Rio Joanes suplicando pela vida!
E para falar sobre este importante assunto convidei
uma pessoa especial, um cara do bem, um grande amigo da natureza, um dos maiores
defensores do Rio Joanes que eu conheço, que há décadas não mede esforços para alertar
sobre a importância da preservação. Uma luta árdua e penosa, mas ele é forte
como tubarão e não desiste da peleja. O nosso bate-papo é com o ambientalista e diretor da Oscip Rio Limpo, Fernando
Guimarães Borba, 73 anos e mais de 40 morando em Lauro de Freitas, casado,
quatro filhos e dois netos. "Chequei
aqui em 1978, fui trabalhar no Centro de Pesquisas e Desenvolvimento da Bahia,
o CEPED, no Polo Petroquímico, escolhi o local mais próximo do trabalho e por
este motivo optei por Lauro de Freitas, confesso que fui atraído pela qualidade
de vida, lugar bucólico, pessoas hospitaleiras, praias e rios limpos cheios
de cheiros, beleza e vida”, descreve com paixão.
Borba acabou comprando uma casa em Portão, no Condomínio Pedras do Rio, vizinho ao Rio Joanes. “Era um rio cheio de vida com marisqueiras e pescadores vivendo em harmonia com a natureza e sustentando suas famílias com os frutos das águas do Joanes”, rememora de olhos cerrados, numa viagem ao passado.

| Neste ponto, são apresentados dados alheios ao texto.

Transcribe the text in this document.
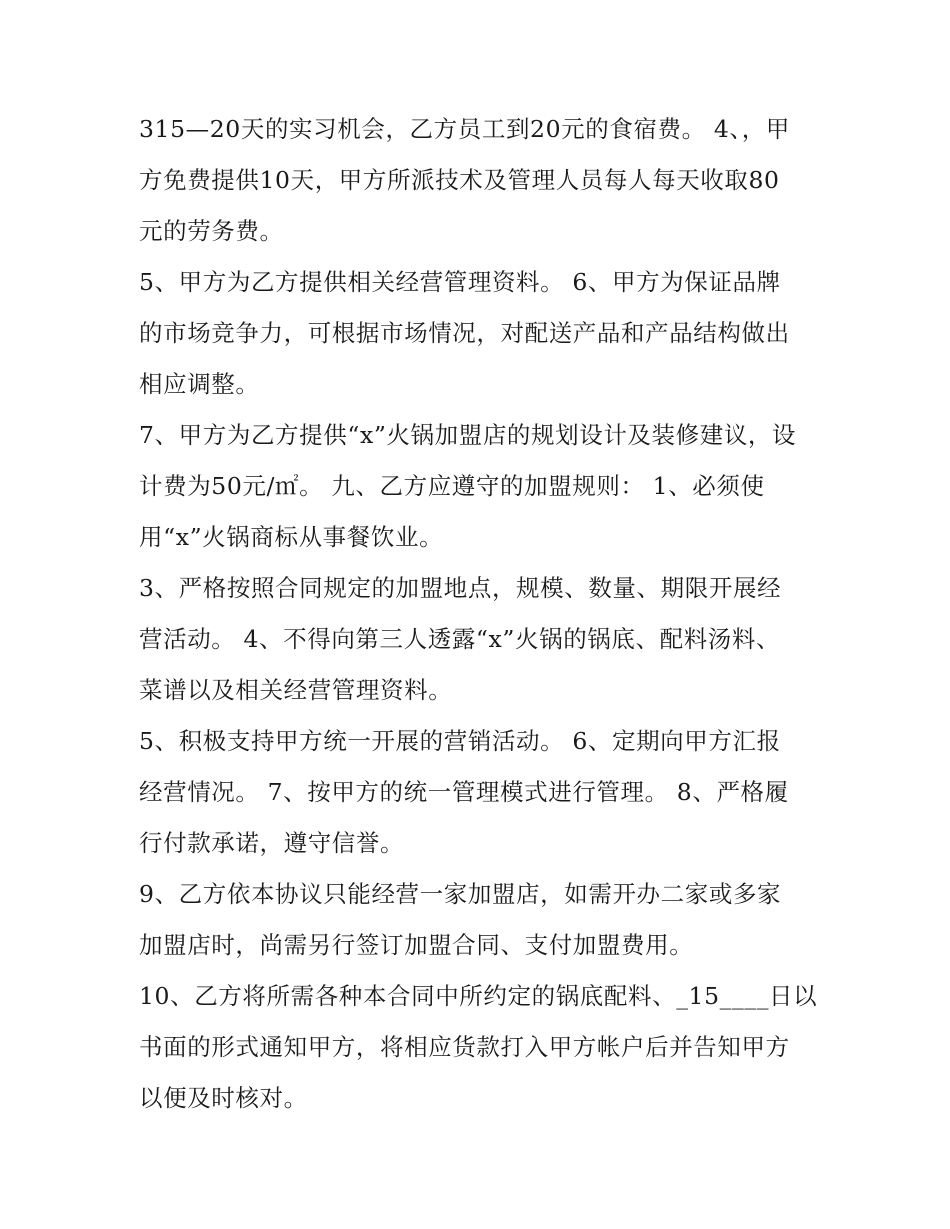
315—20天的实习机会，乙方员工到20元的食宿费。 4、，甲
方免费提供10天，甲方所派技术及管理人员每人每天收取80
元的劳务费。
5、甲方为乙方提供相关经营管理资料。 6、甲方为保证品牌
的市场竞争力，可根据市场情况，对配送产品和产品结构做出
相应调整。
7、甲方为乙方提供“x”火锅加盟店的规划设计及装修建议，设
计费为50元/㎡。 九、乙方应遵守的加盟规则： 1、必须使
用“x”火锅商标从事餐饮业。
3、严格按照合同规定的加盟地点，规模、数量、期限开展经
营活动。 4、不得向第三人透露“x”火锅的锅底、配料汤料、
菜谱以及相关经营管理资料。
5、积极支持甲方统一开展的营销活动。 6、定期向甲方汇报
经营情况。 7、按甲方的统一管理模式进行管理。 8、严格履
行付款承诺，遵守信誉。
9、乙方依本协议只能经营一家加盟店，如需开办二家或多家
加盟店时，尚需另行签订加盟合同、支付加盟费用。
10、乙方将所需各种本合同中所约定的锅底配料、_15____日以
书面的形式通知甲方，将相应货款打入甲方帐户后并告知甲方
以便及时核对。
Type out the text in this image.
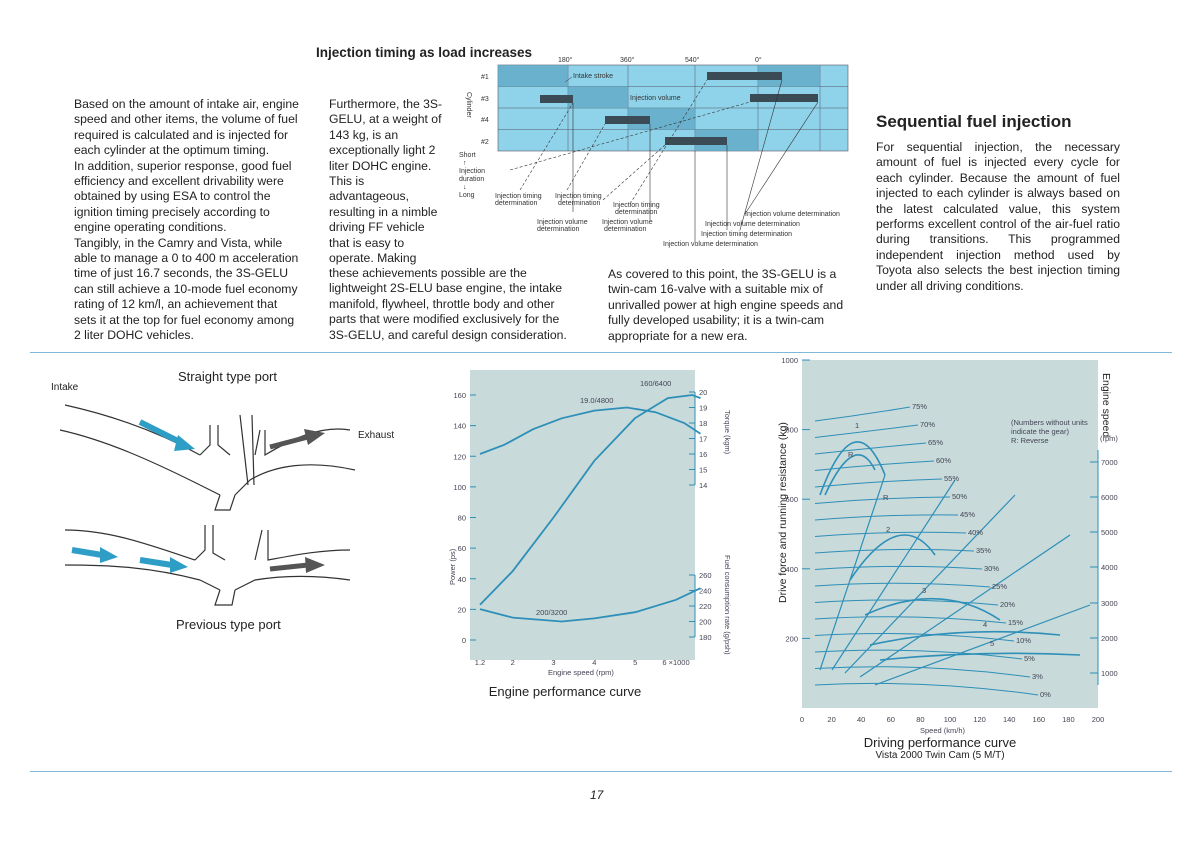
Based on the amount of intake air, engine
speed and other items, the volume of fuel
required is calculated and is injected for
each cylinder at the optimum timing.
In addition, superior response, good fuel
efficiency and excellent drivability were
obtained by using ESA to control the
ignition timing precisely according to
engine operating conditions.
Tangibly, in the Camry and Vista, while
able to manage a 0 to 400 m acceleration
time of just 16.7 seconds, the 3S-GELU
can still achieve a 10-mode fuel economy
rating of 12 km/l, an achievement that
sets it at the top for fuel economy among
2 liter DOHC vehicles.

Furthermore, the 3S-
GELU, at a weight of
143 kg, is an
exceptionally light 2
liter DOHC engine.
This is
advantageous,
resulting in a nimble
driving FF vehicle
that is easy to
operate. Making

these achievements possible are the
lightweight 2S-ELU base engine, the intake
manifold, flywheel, throttle body and other
parts that were modified exclusively for the
3S-GELU, and careful design consideration.

As covered to this point, the 3S-GELU is a
twin-cam 16-valve with a suitable mix of
unrivalled power at high engine speeds and
fully developed usability; it is a twin-cam
appropriate for a new era.

Sequential fuel injection

For sequential injection, the necessary amount of fuel is injected every cycle for each cylinder. Because the amount of fuel injected to each cylinder is always based on the latest calculated value, this system performs excellent control of the air-fuel ratio during transitions. This programmed independent injection method used by Toyota also selects the best injection timing under all driving conditions.

Injection timing as load increases
180°	360°	540°	0°
#1
#3
#4
#2
Cylinder
Intake stroke
Injection volume
Short
↑
Injection
duration
↓
Long	Injection timing
determination
Injection timing
determination Injection timing
determination
Injection volume
determination
Injection volume
determination
Injection volume determination
Injection volume determination
Injection timing determination
Injection volume determination
Straight type port
Intake
Exhaust
Previous type port
0
20
40
60
80
100
120
140
160
14
15
16
17
18
19
20
180
200
220
240
260
1.2	2	3	4	5	6 ×1000
160/6400
19.0/4800
200/3200
Power (ps)
Torque (kgm)
Fuel consumption rate (g/psh)
Engine speed (rpm)
Engine performance curve
200
400
600
800
1000
0	20	40	60	80	100 120 140 160 180 200
1000
2000
3000
4000
5000
6000
7000
75%
70%
65%
60%
55%
50%
45%
40%
35%
30%
25%
20%
15%
10%
5%
3%
0%
1
2
3
4
5
R
R
Drive force and running resistance (kg)
Engine speed
(rpm)
Speed (km/h)
(Numbers without units
indicate the gear)
R: Reverse
Driving performance curve
Vista 2000 Twin Cam (5 M/T)
17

Sim, o Joanes ainda não estava envenenado pelos excrementos da cidade invadida pelos novos residentes “civilizados” com seus lixos e esgotos descartados sem cerimônia na natureza. Conseguimos conviver no paraíso até 2008, período que Salvador passou a jogar os esgotos dos já populosos bairros de Cajazeiras e São Cristóvão no rio Ipitanga que é afluente do Joanes. Daí para cá, o nosso Joanes começou a morrer por causa dos esgotos da capital somado ao nosso. O Rio Joanes era lindo, pujante, vivo e cintilante com seu manguezal abrigando uma grande biodiversidade, um verdadeiro berçário para várias espécies marinhas que se reproduziam e se alimentavam em grande escala. Em 2008 participamos de uma reunião com pescadores ao lado do nosso querido mestre Touro, que na época era presidente da Colônia de Pesca Z57, Praia de Buraquinho. Neste encontro decidimos que tínhamos que ajudá-los. Seu Dodô, um veterano e respeitado pescador, relatou que seu pai e seus tios foram sustentados com os pescados e mariscos do Rio Joanes e que ele manteve a sua família da mesma maneira. O rio era uma fonte importante de sobrevivência da comunidade de Portão. E o mais triste era constatar que seus filhos e netos não conseguiriam pescar nem mesmo uma piaba, por conta da poluição. Não esqueço o que seu Dodô me falou e me emociono todas as vezes que recordo: “dizem que o progresso chegou em Lauro de Freitas, asfaltaram ruas, construíram prédios e condomínios. E eu te pergunto Dr. Borba, este progresso foi para quem? Se vocês mataram o meu rio?” Seu Dodô está com 95 anos, continua morando em Portão. Ele é pai de Aprígio, Picasso e Cotoco, todos pescadores.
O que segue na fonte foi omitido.